Dari berbagai macam hak atas tanah tersebut, hak milik merupakan satu-satunya
hak primer yang mempunyai kedudukan paling kuat dibandingkan dengan hak-hak
yang lainnya. Hal ini dipertegas dalam ketentuan Pasal 20 ayat (1) UUPA yang
berbunyi:
“Hak milik adalah hak turun temurun,
terkuat, terpenuh, yang dapat dipunyai orang atas tanah, dengan mengingat
ketentuan dalam Pasal 6.”
Turun temurun artinya hak milik
atas tanah dapat berlangsung terus selama pemiliknya masih hidup dan bila
pemiliknya meninggal dunia, maka hak miliknya dapat dilanjutkan oleh ahli
warisnya sepanjang memenuhi syarat sebagai subjek hak milik. Terkuat
artinya hak milik atas tanah lebih kuat dibandingkan dengan hak atas tanah yang
lain, tidak mempunyai batas waktu tertentu, mudah dipertahankan dari gangguan
pihak lain, dan tidak mudah hapus. Terpenuh artinya hak milik atas tanah
memberi wewenang kepada pemiliknya lebih luas bila dibandingkan dengan hak atas
tanah yang lain, dapat menjadi induk bagi hak atas tanah yang lain, dan
penggunaan tanahnya lebih luas bila dibandingkan dengan hak atas tanah yang
lain.[5]
Pernyataan di atas
mengandung pengertian betapa penting dan berharganya menguasai hak atas tanah
dengan title “Hak Milik” yang secara hukum memiliki kedudukan terkuat dan
terpenuh sehingga pemilik hak dapat mempertahankan haknya terhadap siapapun.

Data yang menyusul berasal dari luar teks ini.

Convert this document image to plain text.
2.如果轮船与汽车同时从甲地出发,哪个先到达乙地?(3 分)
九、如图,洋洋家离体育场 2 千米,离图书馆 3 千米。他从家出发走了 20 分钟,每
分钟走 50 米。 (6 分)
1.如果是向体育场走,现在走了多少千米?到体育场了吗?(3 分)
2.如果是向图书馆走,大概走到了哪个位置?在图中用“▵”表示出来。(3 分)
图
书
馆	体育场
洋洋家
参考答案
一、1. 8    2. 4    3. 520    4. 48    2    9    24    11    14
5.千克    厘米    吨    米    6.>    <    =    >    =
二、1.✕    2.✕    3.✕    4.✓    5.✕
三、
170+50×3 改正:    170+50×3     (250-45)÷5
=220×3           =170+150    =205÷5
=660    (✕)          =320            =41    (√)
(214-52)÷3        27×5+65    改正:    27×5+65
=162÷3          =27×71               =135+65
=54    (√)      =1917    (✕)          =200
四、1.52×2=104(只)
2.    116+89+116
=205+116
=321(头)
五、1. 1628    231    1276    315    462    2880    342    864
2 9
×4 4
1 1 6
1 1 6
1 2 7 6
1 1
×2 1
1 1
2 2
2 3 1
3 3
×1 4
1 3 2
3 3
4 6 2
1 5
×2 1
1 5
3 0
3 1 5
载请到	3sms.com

Namun demikian bukan berarti bahwa sifat terkuat dan terpenuh yang melekat pada
hak milik menjadikan hak ini sebagai hak yang mutlak, tidak terbatas, dan tidak
dapat diganggu gugat, karena dalam situasi dan kondisi tertentu hak milik ini
dapat pula dibatasi. Pembatasan yang paling nyata diatur dalam ketentuan UUPA
antara lain terdapat dalam pasal-pasal sebagai berikut:
- Pasal 6 : Semua hak atas tanah mempunyai fungsi sosial. Seseorang tidak dibenarkan mempergunakan atau tidak mempergunakan hak miliknya (atas tanah) semata hanya untuk kepentingan pribadinya, apalagi jika hal itu dapat merugikan kepentingan masyarakat karena sesuai dengan asas fungsi social ini hak milik dapat hapus jika kepentingan umum menghendakinya.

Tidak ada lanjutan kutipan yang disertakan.